Regia macchinosa nel finale ma promossa dal pubblico. Ovazione per l'anconetana Marta Torbidoni nei panni di Leonora

Qualcuno avrà storto il naso alla vista di un Manrico giornalista e partigiano, della carovana degli zingari trasformata in un gruppo partigiano che stampa un foglio clandestino nascosto dietro l’insegna di una ditta di traslochi (“Traslochi Zingarelli”, appunto) e il Conte di Luna, gerarca fascista a capo di un manipolo di camicie nere. Se ne faccia una ragione. Se l’opera seria è portatrice di sentimenti e valori immortali nel tempo – come l’amore, come la libertà e, sì, anche la lotta per entrambi - allora la storia di può adattare e trasformare. Attualizzare. Magari insegnarci che la Storia, quella con la S maiuscola, pur cambiando forma, si ripete. Che tra fratelli può scorrere sangue. «Come nella Francia occupata, come nella Spagna delle guerra civile, come in Italia durante la Liberazione tra Fascisti e Partigiani» dice la regista argentina Valentina Carrasco che usa proprio quest’ultimo frammento storico per Il Trovatore di Giuseppe Verdi, prima della 51esima stagione lirica del teatro Pergolesi di Jesi, in scena ieri sera. Promosso? Sì. In scena si sfruttano anche immagini video: di prigionieri sopraffatti per il Racconto di Azucena (nella seconda parte), di guerra e assalti per il coro dei soldati del Conte (inizio terza), di roghi di libri. Un po’ di cinema che non guasta ma arricchisce, sottolinea. Come quando Leonora (l’ottima soprano Marta Torbidoni da Montemarciano, la più applaudita alla sua prima al Pergolesi) rivede Manrico (bravo! e applausi anche per il tenore Ivan Defabiani) che credeva morto a fine seconda parte: tutti in scena si bloccano, il tempo si ferma per lasciare la scena ai pensieri della protagonista (“E deggio… e posso crederlo?”) nel rivedere l’amato.

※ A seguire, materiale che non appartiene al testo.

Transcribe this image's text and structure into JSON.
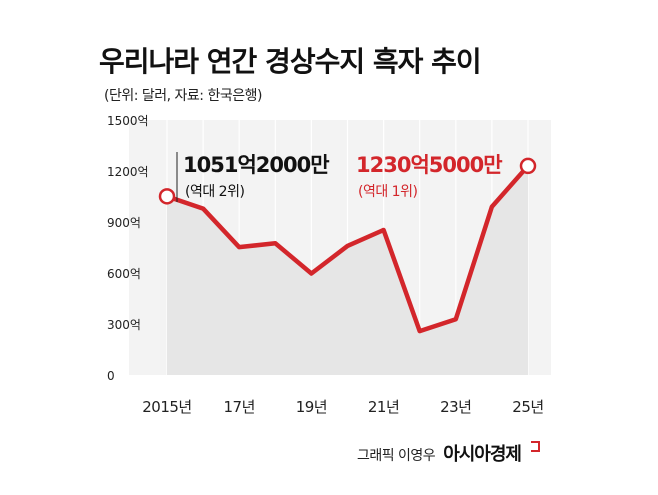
{
  "header": {
    "title": "우리나라 연간 경상수지 흑자 추이",
    "subtitle": "(단위: 달러, 자료: 한국은행)"
  },
  "chart_data": {
    "type": "area",
    "title": "우리나라 연간 경상수지 흑자 추이",
    "subtitle": "(단위: 달러, 자료: 한국은행)",
    "x": [
      2015,
      2016,
      2017,
      2018,
      2019,
      2020,
      2021,
      2022,
      2023,
      2024,
      2025
    ],
    "values": [
      1051,
      979,
      752,
      775,
      597,
      759,
      853,
      258,
      328,
      990,
      1230
    ],
    "ylim": [
      0,
      1500
    ],
    "y_ticks": [
      0,
      300,
      600,
      900,
      1200,
      1500
    ],
    "y_tick_labels": [
      "0",
      "300억",
      "600억",
      "900억",
      "1200억",
      "1500억"
    ],
    "x_tick_values": [
      2015,
      2017,
      2019,
      2021,
      2023,
      2025
    ],
    "x_tick_labels": [
      "2015년",
      "17년",
      "19년",
      "21년",
      "23년",
      "25년"
    ],
    "grid": "vertical",
    "line_color": "#d3262b",
    "area_color": "#e6e6e6",
    "annotations": [
      {
        "x": 2015,
        "value_text": "1051억2000만",
        "rank_text": "(역대 2위)",
        "color": "#111111"
      },
      {
        "x": 2025,
        "value_text": "1230억5000만",
        "rank_text": "(역대 1위)",
        "color": "#d3262b"
      }
    ]
  },
  "credit": {
    "graphic": "그래픽 이영우",
    "brand": "아시아경제"
  }
}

L’amore è amore, non credete? Sentimento immortale. Sia che si collochi nel XVI° secolo come fece Verdi nel 1853, sia che lo si attualizzi come sul palco del Pergolesi. Il potere costituito e la lotta contro di esso, anche. Si sarebbe potuta ambientare nella Russia comunista di Bulgakov o, se vogliamo passare dalla Storia alla cronaca, anche in questi giorni con il caso di Jamal Khashoggi, ucciso in circostanze misteriose nell'ambasciata saudita in Turchia. Il Coro degli Zingari non ha martelli sull’incudine ma lo scampanellio di una macchina da scrivere arrivata a fine riga? Ci sta all’interno di una redazione negli anni ’40 del XX° secolo e non guasta mica. Con buona pace dei puristi. Qualche dubbio, semmai, ci è rimasto per le pause, a luci spente e sipario chiuso, per modificare la scena. A Leonora è toccato il compito di intrattenere, raccogliere un silenzio generale, pieno di dubbi e di “e adesso?” sussurrati al vicino. Alle prese con un cambio d’abito prima (tra fine terza e inizio quarta parte) e con il veleno poi (per il finale). Quasi uno sgambetto al ritmo, anziché uno slancio, che ha fatto incespicare il crescendo drammatico finale: davvero non si riusciva a trovare un altro espediente? L’applausometro, tutto sommato e al netto di un paio di fischi, dice che il pubblico alla fine ha gradito. Applausi per il baritono Simone Alberghini (Conte di Luna) in crescita dopo un’incertezza iniziale, per Ivan Defabiani e vera ovazione - più rollate di piedi - per la Torbidoni e anche per la iper espressiva mezzosoprano Silvia Beltrami (la zingara Azucena). Domenica 28 ottobre alle ore 16 si torna in scena per la replica al Pergolesi. Gli spettatori potranno ritrovare anche la Form diretta da Sebastiano Rolli e il Coro del Teatro Ventidio Basso di Ascoli Piceno, guidato da Giovanni Farina.